Sarra was cursing the Earl of Sussex under her breath. This weather was most foul indeed. She felt she weighed another fifty pounds under the wet woolen cape, tunic, and gown. She was also worried for her father riding in this weather. He was no longer a young man to endure such a journey with these weather conditions. The men at arms were not used to such travel either. Sarra worried most about her maidservant, Roese. Her maid was two score and four. Roese was maidservant to her mother and was like her second mother. Even today Roese would worry over her care like a mother hen. This was not the weather to expose a delicate older woman like her Roese. As soon as they entered Keye’s keep, she would ask for hot cider to warm them and then a good meat broth.
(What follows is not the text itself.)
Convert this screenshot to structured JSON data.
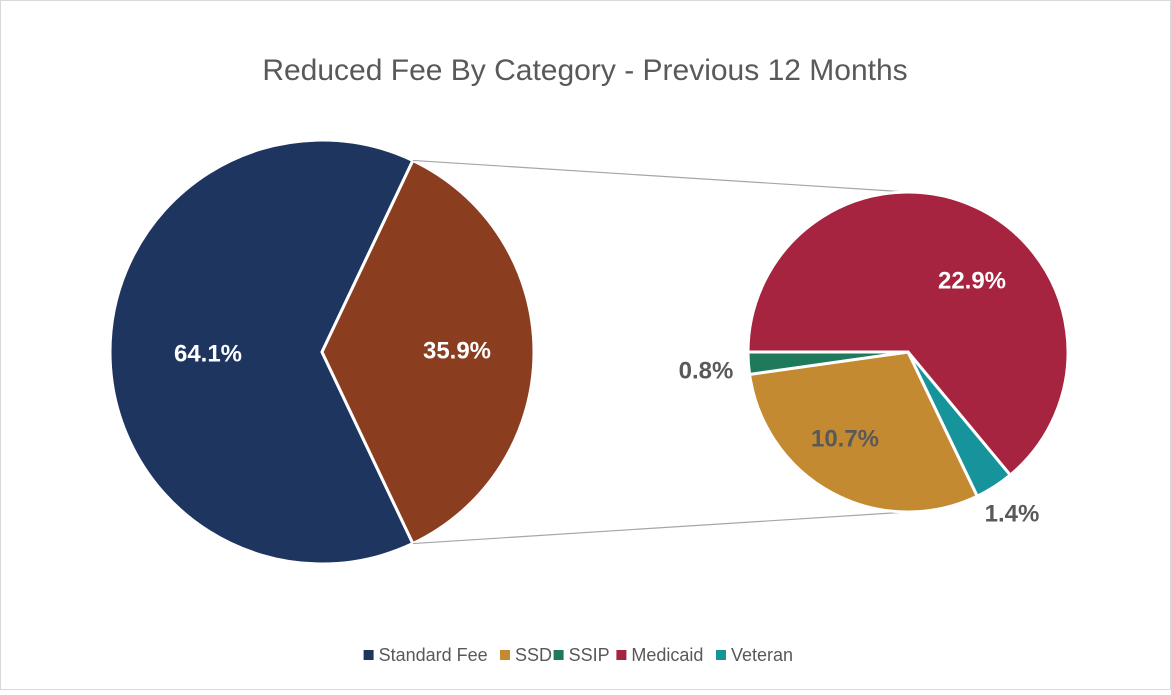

A few minutes later, although it seemed like another hour, the travelers crossed the drawbridge into the bailey. Reimond had identified whom they were and the drawbridge was lowered immediately. The guard had been told to expect Lord Albyn.
Sarra’s spirits were beginning to improve with the warmth of hearth so near. She thought it strange that there was no greeting for them.
The Marshal had been called and approached the small caravan to care for the unloading of the wagons and the care of the horses. But there were no knights or men at arms to give proper greeting. Sarra’s father was the Steward of Mondel Castle. It was a large manor and he was given the dukedom of Mondel. Chivalry demanded a proper and respectful greeting. There was no greeting.
The Marshal assisted Sarra from her palfrey. “Welcome, my lady.” “Thank you, kind sir. Why is there no one about?” Sarra queried.
“We were summoned to Keye’s Castle by his lordship. Yet, we are not greeted. Surely it is not the weather. You must have known we approached. The gate keeper was told to expect us.”
“Lord Edmond told us to expect Lord Albyn and his daughter, but we did not know when to expect you. We were heralded when told a caravan approached, but we did not know it was you. The rain obscured our vision and your pennants,” Marshal Bouvier apologized. He realized the lady might be insulted. “We did not know who you were until you hailed our guard. Until then we assumed you might be merely travelers seeking shelter from the weather.”
“I understand the confusion,” Sarra replied quietly. “We are truly sodden and in need of a warm fire and hot drink.”
“Lord Edmond is in residence and in the keep,” Marshal Bouvier informed. He motioned for his helpers to assist the Lord Albyn and ladies maid. He personally walked Sarra to the keep and led her to the great hall.